The agenda item, annually one of the Commission’s most contentious, also was addressed by a long series of non-governmental organizations (NGOs) during the extended meeting which concluded at midnight.
High Commissioner for Human Rights Mary Robinson, introducing a report on the state of affairs in Chechnya, said, among other things, that she was concerned about the problem of impunity, about the economic, social and cultural rights of Chechens, and about the fact that there had as yet been no significant return of displaced persons.
A Representative of the Russian Federation said the Government was aware of existing problems and decisions were being taken to solve them, but meanwhile the rebels were continuing their terrorist activities and it would be naive to think that such difficult problems could be tackled easily and without any excesses and errors.
Maurice Copithorne, Special Representative on the situation of human rights in Iran, said among other things that he was concerned about recent problems regarding freedom of expression, prosecution of journalists, and activities of the country’s Revolutionary Courts and the Special Clerical Courts.
TINA JOHANNESEN, of Asian Legal Resource Centre, said recently the attorney general of India had said that caste-based discrimination in India persisted and was pervasive and that strong, effective measures were needed to stamp it out. The admission of the evil nature of caste was not new. In any form of discrimination, be it slavery or apartheid, the liberation of the victims rested with the opportunities provided to them to participate in their own empowerment. The most important aspect of any form of empowerment was freedom of speech, by which victims could describe their experiences. Like every other case of discrimination. silencing the victim was the worst aspect as it deprived the victim of the capacity to escape from his oppression.
On 25 October 2000, 26 Tamil people from a rehabilitation detention centre had been brutally massacred in Sri Lanka in the early hours.

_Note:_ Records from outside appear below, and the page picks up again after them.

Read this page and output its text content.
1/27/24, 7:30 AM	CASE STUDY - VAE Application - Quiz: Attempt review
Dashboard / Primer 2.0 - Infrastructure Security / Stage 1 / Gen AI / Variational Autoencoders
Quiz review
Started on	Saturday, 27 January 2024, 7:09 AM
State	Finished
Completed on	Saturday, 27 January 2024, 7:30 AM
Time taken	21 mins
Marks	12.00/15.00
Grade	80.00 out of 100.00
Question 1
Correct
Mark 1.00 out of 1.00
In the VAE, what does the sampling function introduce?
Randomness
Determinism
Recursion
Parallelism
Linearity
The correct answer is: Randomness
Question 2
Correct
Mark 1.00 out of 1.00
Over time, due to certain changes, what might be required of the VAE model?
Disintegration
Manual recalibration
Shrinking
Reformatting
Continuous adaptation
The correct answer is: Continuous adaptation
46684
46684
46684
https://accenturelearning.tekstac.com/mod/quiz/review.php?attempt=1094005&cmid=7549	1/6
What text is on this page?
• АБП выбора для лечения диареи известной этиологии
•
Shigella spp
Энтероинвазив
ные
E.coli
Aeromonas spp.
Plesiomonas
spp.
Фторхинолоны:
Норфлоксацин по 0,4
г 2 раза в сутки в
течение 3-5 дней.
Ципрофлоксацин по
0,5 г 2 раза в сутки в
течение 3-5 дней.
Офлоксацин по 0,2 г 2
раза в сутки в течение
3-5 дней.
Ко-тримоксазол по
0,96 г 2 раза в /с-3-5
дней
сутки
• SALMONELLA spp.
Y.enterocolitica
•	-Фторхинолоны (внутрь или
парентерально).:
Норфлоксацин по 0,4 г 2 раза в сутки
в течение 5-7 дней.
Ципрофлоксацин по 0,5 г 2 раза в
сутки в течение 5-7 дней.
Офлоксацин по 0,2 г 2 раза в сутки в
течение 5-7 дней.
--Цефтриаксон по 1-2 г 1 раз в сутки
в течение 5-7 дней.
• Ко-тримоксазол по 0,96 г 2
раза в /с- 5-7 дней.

Despite an early attempt to portray this as the spontaneous act of a mob, it was later revealed that it was a well-planned act done for some political purpose. The National Human Rights Commission found that about 60 armed police officers present at the site of the crime had done nothing to prevent the massacre, and even had shot twice at the detainees. This massacre was clearly a crime against humanity. In Cambodia, the killing of alleged criminals by vigilantes on the streets had become a frequent practice. From June to December 2000, there were 10 such killings around Phnom Penh. These incidents were not accidental, but the product of a legal system that had proved itself incapable of dispensing justice objectively and a police force willing to incite violence as a rough substitute for the dispensation of legal justice.